飛翔する


背のファスナーを下げるとキミの内側が夜空と運ばれていった。白檀の匂いがする 渇いた唇が張り付いて、緩んだ手足が抜けていった。先には 崖、後には轍が広がる。ボクは といえば、何処にも見当たらなかったから。多分遅すぎたのかも知れない。早すぎたのかも識れない。


velvetの裸足は詩を紡げない。


濫りに透けはじめた櫻の、金継ぎされた宝玉の中央線には雪が舞っていたのだが。滲ませたぐらい不確かで冬の名残を乱反射したような、美しいばかりの木漏れ日が、溢れ出した/オルゴールは/何処からか、白銀のリボンを游がせていたようだった。


扉を閉じて深呼吸して走り出す瞬間に。
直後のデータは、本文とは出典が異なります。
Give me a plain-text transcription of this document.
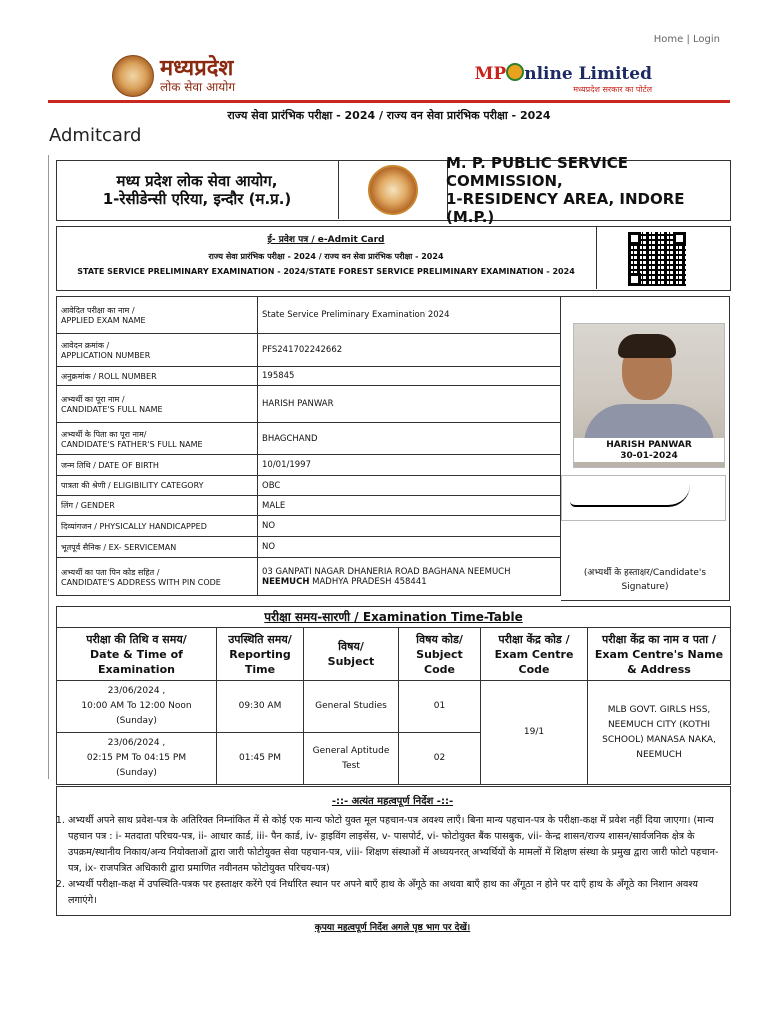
Home | Login
मध्यप्रदेश
लोक सेवा आयोग
MP nline Limited
मध्यप्रदेश सरकार का पोर्टल
राज्य सेवा प्रारंभिक परीक्षा - 2024 / राज्य वन सेवा प्रारंभिक परीक्षा - 2024
Admitcard
मध्य प्रदेश लोक सेवा आयोग,
1-रेसीडेन्सी एरिया, इन्दौर (म.प्र.)
M. P. PUBLIC SERVICE COMMISSION,
1-RESIDENCY AREA, INDORE (M.P.)
ई- प्रवेश पत्र / e-Admit Card
राज्य सेवा प्रारंभिक परीक्षा - 2024 / राज्य वन सेवा प्रारंभिक परीक्षा - 2024
STATE SERVICE PRELIMINARY EXAMINATION - 2024/STATE FOREST SERVICE PRELIMINARY EXAMINATION - 2024
आवेदित परीक्षा का नाम /
APPLIED EXAM NAME	State Service Preliminary Examination 2024
आवेदन क्रमांक /
APPLICATION NUMBER	PFS241702242662
अनुक्रमांक / ROLL NUMBER	195845
अभ्यर्थी का पूरा नाम /
CANDIDATE'S FULL NAME	HARISH PANWAR
अभ्यर्थी के पिता का पूरा नाम/
CANDIDATE'S FATHER'S FULL NAME	BHAGCHAND
जन्म तिथि / DATE OF BIRTH	10/01/1997
पात्रता की श्रेणी / ELIGIBILITY CATEGORY	OBC
लिंग / GENDER	MALE
दिव्यांगजन / PHYSICALLY HANDICAPPED	NO
भूतपूर्व सैनिक / EX- SERVICEMAN	NO
अभ्यर्थी का पता पिन कोड सहित /
CANDIDATE'S ADDRESS WITH PIN CODE	03 GANPATI NAGAR DHANERIA ROAD BAGHANA NEEMUCH
NEEMUCH MADHYA PRADESH 458441
HARISH PANWAR
30-01-2024
(अभ्यर्थी के हस्ताक्षर/Candidate's Signature)
परीक्षा समय-सारणी / Examination Time-Table
परीक्षा की तिथि व समय/
Date & Time of Examination	उपस्थिति समय/
Reporting Time	विषय/
Subject	विषय कोड/
Subject Code	परीक्षा केंद्र कोड /
Exam Centre Code	परीक्षा केंद्र का नाम व पता /
Exam Centre's Name & Address
23/06/2024 ,
10:00 AM To 12:00 Noon
(Sunday)	09:30 AM	General Studies	01	19/1	MLB GOVT. GIRLS HSS, NEEMUCH CITY (KOTHI SCHOOL) MANASA NAKA, NEEMUCH
23/06/2024 ,
02:15 PM To 04:15 PM
(Sunday)	01:45 PM	General Aptitude Test	02		
-::- अत्यंत महत्वपूर्ण निर्देश -::-
1. अभ्यर्थी अपने साथ प्रवेश-पत्र के अतिरिक्त निम्नांकित में से कोई एक मान्य फोटो युक्त मूल पहचान-पत्र अवश्य लाएँ। बिना मान्य पहचान-पत्र के परीक्षा-कक्ष में प्रवेश नहीं दिया जाएगा। (मान्य पहचान पत्र : i- मतदाता परिचय-पत्र, ii- आधार कार्ड, iii- पैन कार्ड, iv- ड्राइविंग लाइसेंस, v- पासपोर्ट, vi- फोटोयुक्त बैंक पासबुक, vii- केन्द्र शासन/राज्य शासन/सार्वजनिक क्षेत्र के उपक्रम/स्थानीय निकाय/अन्य नियोक्ताओं द्वारा जारी फोटोयुक्त सेवा पहचान-पत्र, viii- शिक्षण संस्थाओं में अध्ययनरत् अभ्यर्थियों के मामलों में शिक्षण संस्था के प्रमुख द्वारा जारी फोटो पहचान-पत्र, ix- राजपत्रित अधिकारी द्वारा प्रमाणित नवीनतम फोटोयुक्त परिचय-पत्र)
2. अभ्यर्थी परीक्षा-कक्ष में उपस्थिति-पत्रक पर हस्ताक्षर करेंगे एवं निर्धारित स्थान पर अपने बाएँ हाथ के अँगूठे का अथवा बाएँ हाथ का अँगूठा न होने पर दाएँ हाथ के अँगूठे का निशान अवश्य लगाएंगे।
कृपया महत्वपूर्ण निर्देश अगले पृष्ठ भाग पर देखें।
すれ違ったのは多分。


私たちは、ことに、静かに致し、またおおらかに広げられる、その、ものやことに対し、何事にもただ胸のうちに入り込むものを、真実と呼びつけたいだけなのです。けれどまだなにも生まれもせず、朝日も昇らず、暗がりにあるという手探りばかりが、ひとつのかたまりをもって、重たく抱いているのですが


なぜ歩みだそうとするのか、なにを欲して手を伸ばすのか、闇雲であるがゆえに希望という無謀が背に翼を授け、恐怖に打ち勝つような、風を孕んでいる。この身ひとつの、『わたし』をどこへ導こうというのか。


思うがまま、戸惑いながら、立ち止まることを知らず、

〈飛翔する。死を目指していると言うのに〉


丁寧な黒を創り出す角膜を保護しています

――きっと、あなたなりの櫛を入れて、駆け巡ることでしょう


〈アメノヒ/のち/はれるや〉

  定休日なし、ご要件は深夜帯の令嬢へお申し付けくださいませ

  お代は苹果酸個分で噛み潰していただければと、存じていますから

  これは往々、可憐な素人が腰を降ろしております


、故。


一橋の向うから女が駆けてくるではありませんか。見知らぬものであったが、夢でも逢えるならと唐草模様も風呂敷包み広げてな、餓者髑髏の櫃にほら、しようもなく捕らえた陽と月を捧げることにしたのです。孕ませるだけの野花が静を繁らせ、呑気にも私が失くなるまで、それは隣に欠けている、影そのものでしたよ。